O filme de registro do desfile tem a duração de 17 min e 20 seg e foi realizado pela Showstudio.com, website criado em 2000 pelo fotógrafo e diretor de filmes de moda Nick Knight que apresentou vários trabalhos do estilista McQueen. Plato’s Atlantis foi especialmente importante pois o desfile foi planejado para também ser transmitido ao vivo, via web. Na ocasião, dia 6 de outubro de 2009, a cantora Lady Gaga lançou um clip do novo trabalho e o congestionamento na rede impediu que a transmissão em tempo real fosse realizada conforme o planejamento. Toda a concepção do desfile foi feita para o espetáculo destinado aos assistentes que se encontravam no local e aqueles que, ainda agora, podem assistir via web.
O desfile começa com uma encenação projetada em amplo telão ao fundo da passarela na qual se vê uma mulher, como se estivesse nascendo, cujo corpo vai se transformando em uma figura com vários braços que tomam a forma de serpentes e se dissolvem em formas sinuosas e geométricas, criadas com efeitos tecnológicos e de luz. A mulher é interpretada pela modelo Raquel Zimmerman. Na área da passarela estão dispostos dois trilhos sobre os quais correm duas gigantescas câmeras filmadoras com grua que se movem ao longo da passarela. Os equipamentos têm duas funções: capturar e projetar no telão ao fundo imagens das pessoas que estão assistindo o desfile da plateia e imagens do próprio desfile, a partir do momento em que as modelos entram na passarela e na medida em que se desenvolve. No total são apresentadas 47 peças de roupas femininas, por modelos maquiadas e vestidas dentro do conceito proposto a partir de uma releitura do mito de Atlântida.
Para uma interpretação dos filmes
A obra de arte tem sempre significação estética, nos informa Irwin Panofski, “[…] quer sirva ou não a um fim prático e quer seja boa ou má, o tipo de experiência que ela requer é sempre estética.” Para o estudioso humanista, seja ou não historiador, interessa examinar essas obras dentro do que o autor chama de “cosmo da cultura”, buscando os registros que o homem deixa atrás de si percebendo neles relações de significação. Para extrair significado dos objetos artísticos, plenos de experiência estética, o estudioso supõe hipóteses de interpretação que são fornecidas pelo objeto em si, considerado dentro do seu contexto de origem, combinadas com chaves de leitura de quem está interpretando. Nos dois filmes aqui tratados, interessa investigar a semântica do símbolo conforme os critérios estabelecidos por Paul Ricoeur em A simbólica do mal.

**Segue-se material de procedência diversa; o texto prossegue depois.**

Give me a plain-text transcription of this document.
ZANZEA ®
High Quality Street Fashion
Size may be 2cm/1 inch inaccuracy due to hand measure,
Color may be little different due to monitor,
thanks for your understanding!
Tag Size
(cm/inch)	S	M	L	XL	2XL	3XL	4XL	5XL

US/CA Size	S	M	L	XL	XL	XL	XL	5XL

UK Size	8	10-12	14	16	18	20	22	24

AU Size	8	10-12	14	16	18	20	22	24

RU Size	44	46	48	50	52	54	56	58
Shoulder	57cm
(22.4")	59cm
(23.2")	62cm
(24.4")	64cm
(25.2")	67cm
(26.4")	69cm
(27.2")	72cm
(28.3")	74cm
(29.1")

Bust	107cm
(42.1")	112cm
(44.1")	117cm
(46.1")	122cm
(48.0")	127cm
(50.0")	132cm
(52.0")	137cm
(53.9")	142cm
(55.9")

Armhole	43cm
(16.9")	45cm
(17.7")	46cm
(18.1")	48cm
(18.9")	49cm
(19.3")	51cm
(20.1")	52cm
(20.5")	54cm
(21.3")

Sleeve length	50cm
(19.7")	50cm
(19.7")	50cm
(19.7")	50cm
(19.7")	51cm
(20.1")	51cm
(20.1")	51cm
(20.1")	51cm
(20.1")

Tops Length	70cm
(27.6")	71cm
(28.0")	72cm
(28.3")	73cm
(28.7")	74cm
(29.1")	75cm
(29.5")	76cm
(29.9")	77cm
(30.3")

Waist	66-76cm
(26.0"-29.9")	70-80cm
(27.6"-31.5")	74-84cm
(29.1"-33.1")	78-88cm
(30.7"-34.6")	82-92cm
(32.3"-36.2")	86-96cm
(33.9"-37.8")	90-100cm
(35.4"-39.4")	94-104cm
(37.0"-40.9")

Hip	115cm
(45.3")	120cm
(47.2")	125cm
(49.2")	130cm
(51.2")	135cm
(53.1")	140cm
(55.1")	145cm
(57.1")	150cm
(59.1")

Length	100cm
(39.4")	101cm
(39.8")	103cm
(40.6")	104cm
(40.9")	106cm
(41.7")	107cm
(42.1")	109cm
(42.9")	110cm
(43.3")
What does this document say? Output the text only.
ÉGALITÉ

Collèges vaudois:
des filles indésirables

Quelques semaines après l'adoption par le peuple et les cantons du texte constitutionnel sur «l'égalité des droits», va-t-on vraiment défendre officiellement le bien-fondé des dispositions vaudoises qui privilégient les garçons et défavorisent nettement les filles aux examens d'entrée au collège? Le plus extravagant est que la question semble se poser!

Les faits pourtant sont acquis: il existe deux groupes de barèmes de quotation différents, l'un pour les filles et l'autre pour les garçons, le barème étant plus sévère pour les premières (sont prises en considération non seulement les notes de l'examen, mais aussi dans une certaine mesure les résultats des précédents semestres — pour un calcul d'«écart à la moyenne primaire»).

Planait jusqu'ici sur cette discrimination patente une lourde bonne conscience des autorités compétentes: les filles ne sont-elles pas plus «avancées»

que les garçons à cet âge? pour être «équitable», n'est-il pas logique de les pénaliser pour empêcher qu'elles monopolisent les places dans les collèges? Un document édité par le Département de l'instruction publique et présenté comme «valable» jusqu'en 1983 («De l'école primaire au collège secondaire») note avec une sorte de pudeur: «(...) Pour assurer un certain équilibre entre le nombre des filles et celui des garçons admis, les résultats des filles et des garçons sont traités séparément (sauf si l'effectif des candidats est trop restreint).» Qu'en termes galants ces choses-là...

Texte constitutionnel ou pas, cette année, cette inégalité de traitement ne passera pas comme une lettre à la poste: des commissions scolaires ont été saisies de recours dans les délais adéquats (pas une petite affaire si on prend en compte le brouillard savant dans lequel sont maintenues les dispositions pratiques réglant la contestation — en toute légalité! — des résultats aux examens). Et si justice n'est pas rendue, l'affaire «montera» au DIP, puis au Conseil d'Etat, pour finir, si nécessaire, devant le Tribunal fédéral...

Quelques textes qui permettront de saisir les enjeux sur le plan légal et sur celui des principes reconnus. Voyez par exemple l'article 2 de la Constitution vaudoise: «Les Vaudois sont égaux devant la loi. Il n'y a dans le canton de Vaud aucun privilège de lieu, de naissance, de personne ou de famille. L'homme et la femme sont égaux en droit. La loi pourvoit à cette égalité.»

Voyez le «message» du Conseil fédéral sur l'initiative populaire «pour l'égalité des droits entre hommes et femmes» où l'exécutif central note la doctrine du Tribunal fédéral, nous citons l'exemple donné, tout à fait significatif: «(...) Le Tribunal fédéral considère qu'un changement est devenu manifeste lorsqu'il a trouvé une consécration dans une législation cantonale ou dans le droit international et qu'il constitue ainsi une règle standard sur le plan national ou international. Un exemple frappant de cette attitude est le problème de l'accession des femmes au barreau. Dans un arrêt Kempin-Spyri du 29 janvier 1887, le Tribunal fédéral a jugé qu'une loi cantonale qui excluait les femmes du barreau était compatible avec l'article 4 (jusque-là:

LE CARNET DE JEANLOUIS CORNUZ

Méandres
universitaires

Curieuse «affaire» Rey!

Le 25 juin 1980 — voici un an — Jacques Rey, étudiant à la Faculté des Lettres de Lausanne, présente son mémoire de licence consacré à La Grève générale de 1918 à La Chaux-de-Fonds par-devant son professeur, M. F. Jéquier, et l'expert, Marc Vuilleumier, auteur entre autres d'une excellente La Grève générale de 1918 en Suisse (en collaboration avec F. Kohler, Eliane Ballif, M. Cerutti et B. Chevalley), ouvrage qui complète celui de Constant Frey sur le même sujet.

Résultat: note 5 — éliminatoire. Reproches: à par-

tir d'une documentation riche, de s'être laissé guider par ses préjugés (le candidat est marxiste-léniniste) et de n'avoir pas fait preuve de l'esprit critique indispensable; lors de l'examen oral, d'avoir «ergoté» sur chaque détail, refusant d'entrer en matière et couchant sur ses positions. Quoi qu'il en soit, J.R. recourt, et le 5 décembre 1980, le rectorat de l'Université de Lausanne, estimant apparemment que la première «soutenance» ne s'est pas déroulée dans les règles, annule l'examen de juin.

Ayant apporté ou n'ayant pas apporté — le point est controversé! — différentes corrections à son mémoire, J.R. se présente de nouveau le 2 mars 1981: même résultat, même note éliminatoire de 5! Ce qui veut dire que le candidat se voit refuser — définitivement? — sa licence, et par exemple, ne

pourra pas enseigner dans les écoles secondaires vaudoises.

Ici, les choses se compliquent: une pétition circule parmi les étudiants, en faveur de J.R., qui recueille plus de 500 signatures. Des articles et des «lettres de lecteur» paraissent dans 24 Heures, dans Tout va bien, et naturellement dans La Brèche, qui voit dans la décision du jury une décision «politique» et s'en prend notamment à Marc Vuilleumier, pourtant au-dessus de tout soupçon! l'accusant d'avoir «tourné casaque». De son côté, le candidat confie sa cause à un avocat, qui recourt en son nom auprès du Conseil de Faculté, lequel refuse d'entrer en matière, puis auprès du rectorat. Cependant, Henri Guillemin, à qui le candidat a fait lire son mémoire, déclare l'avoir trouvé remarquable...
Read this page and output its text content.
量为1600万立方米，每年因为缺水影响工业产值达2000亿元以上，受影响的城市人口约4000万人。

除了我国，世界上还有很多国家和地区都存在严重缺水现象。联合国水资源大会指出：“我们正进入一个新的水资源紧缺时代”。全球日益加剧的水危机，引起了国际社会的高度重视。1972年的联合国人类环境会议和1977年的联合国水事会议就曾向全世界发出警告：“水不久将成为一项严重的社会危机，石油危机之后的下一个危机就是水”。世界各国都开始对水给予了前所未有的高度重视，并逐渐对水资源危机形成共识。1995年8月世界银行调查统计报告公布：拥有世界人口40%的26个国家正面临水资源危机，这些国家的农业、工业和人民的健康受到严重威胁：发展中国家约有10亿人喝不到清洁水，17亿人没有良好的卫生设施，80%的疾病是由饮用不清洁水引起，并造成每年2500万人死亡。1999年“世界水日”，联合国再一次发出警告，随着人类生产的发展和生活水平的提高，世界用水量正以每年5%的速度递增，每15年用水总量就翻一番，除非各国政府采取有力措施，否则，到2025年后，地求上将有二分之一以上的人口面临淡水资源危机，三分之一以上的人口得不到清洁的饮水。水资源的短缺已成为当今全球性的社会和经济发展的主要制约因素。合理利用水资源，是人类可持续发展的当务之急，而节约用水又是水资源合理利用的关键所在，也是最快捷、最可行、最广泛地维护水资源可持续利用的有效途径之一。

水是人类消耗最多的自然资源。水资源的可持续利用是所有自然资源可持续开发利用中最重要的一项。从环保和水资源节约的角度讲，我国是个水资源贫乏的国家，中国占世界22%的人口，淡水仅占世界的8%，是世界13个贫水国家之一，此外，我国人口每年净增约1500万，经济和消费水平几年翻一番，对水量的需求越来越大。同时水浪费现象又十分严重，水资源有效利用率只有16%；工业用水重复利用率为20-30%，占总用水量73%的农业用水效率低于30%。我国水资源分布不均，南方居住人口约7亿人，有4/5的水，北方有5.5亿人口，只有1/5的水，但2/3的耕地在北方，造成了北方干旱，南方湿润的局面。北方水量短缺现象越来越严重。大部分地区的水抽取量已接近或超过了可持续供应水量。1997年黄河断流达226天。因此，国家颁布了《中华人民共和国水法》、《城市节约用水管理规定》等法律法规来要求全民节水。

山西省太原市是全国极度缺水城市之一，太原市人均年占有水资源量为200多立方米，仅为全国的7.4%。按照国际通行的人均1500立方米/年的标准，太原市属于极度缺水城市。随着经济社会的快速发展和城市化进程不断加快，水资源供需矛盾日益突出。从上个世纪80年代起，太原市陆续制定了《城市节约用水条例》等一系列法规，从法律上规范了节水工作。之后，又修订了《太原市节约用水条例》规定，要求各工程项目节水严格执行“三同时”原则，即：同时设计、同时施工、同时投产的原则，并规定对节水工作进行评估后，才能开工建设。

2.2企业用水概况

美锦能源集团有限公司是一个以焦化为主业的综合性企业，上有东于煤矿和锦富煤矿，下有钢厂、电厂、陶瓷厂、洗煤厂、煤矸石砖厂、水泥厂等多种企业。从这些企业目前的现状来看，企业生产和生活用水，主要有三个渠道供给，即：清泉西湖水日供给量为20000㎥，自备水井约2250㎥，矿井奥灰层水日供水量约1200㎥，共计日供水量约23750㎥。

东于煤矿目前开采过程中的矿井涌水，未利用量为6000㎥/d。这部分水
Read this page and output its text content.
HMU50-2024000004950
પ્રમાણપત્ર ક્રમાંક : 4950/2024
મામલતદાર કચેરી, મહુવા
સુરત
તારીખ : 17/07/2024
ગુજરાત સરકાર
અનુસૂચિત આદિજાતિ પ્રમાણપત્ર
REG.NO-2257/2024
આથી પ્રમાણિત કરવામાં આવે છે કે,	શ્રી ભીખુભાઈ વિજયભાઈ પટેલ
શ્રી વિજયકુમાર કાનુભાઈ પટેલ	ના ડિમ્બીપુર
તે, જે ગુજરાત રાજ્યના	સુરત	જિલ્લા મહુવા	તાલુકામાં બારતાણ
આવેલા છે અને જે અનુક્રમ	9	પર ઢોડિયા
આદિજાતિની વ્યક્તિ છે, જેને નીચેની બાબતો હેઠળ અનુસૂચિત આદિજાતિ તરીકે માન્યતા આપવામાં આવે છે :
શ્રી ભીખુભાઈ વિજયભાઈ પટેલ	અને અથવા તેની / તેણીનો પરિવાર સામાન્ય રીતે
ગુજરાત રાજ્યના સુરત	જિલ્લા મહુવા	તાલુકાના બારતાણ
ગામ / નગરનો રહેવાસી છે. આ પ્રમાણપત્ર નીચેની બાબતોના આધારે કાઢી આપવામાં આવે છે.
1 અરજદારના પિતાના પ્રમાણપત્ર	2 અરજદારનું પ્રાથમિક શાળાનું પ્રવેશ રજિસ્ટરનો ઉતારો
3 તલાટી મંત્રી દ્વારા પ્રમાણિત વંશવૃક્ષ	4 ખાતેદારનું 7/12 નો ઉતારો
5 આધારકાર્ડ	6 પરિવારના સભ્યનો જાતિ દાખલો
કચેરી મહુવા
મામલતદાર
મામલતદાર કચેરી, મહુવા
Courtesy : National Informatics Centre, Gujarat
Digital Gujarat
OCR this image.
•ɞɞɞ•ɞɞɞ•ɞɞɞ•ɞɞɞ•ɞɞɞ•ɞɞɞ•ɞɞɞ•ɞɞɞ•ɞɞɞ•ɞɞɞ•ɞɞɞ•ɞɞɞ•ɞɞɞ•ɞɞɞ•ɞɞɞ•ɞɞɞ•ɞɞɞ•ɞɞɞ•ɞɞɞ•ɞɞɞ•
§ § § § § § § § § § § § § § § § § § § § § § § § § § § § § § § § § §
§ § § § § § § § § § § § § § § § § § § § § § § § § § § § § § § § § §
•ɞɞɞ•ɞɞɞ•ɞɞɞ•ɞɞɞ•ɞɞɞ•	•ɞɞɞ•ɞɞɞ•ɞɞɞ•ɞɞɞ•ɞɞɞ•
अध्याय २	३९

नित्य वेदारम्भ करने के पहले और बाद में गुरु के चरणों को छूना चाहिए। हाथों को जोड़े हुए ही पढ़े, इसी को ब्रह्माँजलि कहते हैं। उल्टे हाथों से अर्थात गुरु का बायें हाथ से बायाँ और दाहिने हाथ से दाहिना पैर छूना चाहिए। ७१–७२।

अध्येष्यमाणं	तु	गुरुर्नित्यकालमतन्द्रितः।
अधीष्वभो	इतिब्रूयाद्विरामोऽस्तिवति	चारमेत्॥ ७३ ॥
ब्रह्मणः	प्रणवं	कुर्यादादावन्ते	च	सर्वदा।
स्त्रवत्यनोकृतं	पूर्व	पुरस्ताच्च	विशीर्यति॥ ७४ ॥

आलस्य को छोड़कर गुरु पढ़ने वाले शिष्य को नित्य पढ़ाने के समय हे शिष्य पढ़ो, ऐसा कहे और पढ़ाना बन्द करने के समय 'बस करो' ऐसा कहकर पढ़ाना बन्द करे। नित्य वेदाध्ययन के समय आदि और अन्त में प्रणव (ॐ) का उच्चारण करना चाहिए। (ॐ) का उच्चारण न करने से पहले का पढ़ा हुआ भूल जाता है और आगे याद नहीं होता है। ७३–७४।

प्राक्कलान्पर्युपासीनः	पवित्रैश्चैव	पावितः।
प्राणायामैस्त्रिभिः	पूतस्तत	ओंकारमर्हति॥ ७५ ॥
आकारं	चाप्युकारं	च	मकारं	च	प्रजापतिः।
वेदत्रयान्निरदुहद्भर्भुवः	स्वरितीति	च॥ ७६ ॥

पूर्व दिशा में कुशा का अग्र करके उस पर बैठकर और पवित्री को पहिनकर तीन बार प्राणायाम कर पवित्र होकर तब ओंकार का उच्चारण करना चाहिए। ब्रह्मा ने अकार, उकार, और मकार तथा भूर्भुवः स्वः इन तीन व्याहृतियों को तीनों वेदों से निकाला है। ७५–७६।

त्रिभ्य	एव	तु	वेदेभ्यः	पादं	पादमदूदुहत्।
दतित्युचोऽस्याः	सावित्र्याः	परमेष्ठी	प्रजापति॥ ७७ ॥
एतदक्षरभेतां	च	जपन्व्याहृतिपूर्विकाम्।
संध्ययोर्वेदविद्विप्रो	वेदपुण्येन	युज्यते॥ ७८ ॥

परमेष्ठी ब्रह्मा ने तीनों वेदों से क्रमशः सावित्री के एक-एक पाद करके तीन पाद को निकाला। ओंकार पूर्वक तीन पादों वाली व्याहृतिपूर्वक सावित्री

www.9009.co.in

Para o hermeneuta francês, o simbolismo em sua configuração primária e original tem três aspectos: o cósmico das hierofanias; o aspecto noturno do trabalho dos sonhos e a criatividade da palavra poética. “Essas três dimensões – cósmica, onírica e poética – se encontram presentes em todo símbolo autêntico; somente em conexão com essas três funções do símbolo poderemos compreender o aspecto reflexivo dos símbolos.” A questão em torno da qual propomos uma interpretação para os filmes que são assunto de nossa reflexão foi sugerida pelo discurso fílmico de As Estátuas Também Morrem quando o narrador, sobre imagens de estátuas africanas dispostas no museu, argumenta “Como chamar de objeto religioso, onde tudo é religião ou objeto de arte, onde tudo é arte? Tudo é culto: culto do mundo. Tudo é sagrado, porque toda criação é sagrada” [9:30 a 10:12]. Ricoeur estabelece critérios que distinguem o símbolo, a partir da intencionalidade, do signo, da metáfora e da alegoria. No sentido original o símbolo expressa em si uma dupla intencionalidade, de tal forma que o sentido literal (primeira intencionalidade) se conjuga com um sentido por analogia (segunda intencionalidade) que aponta para além de si. É o caso das máscaras e estátuas mostradas no filme.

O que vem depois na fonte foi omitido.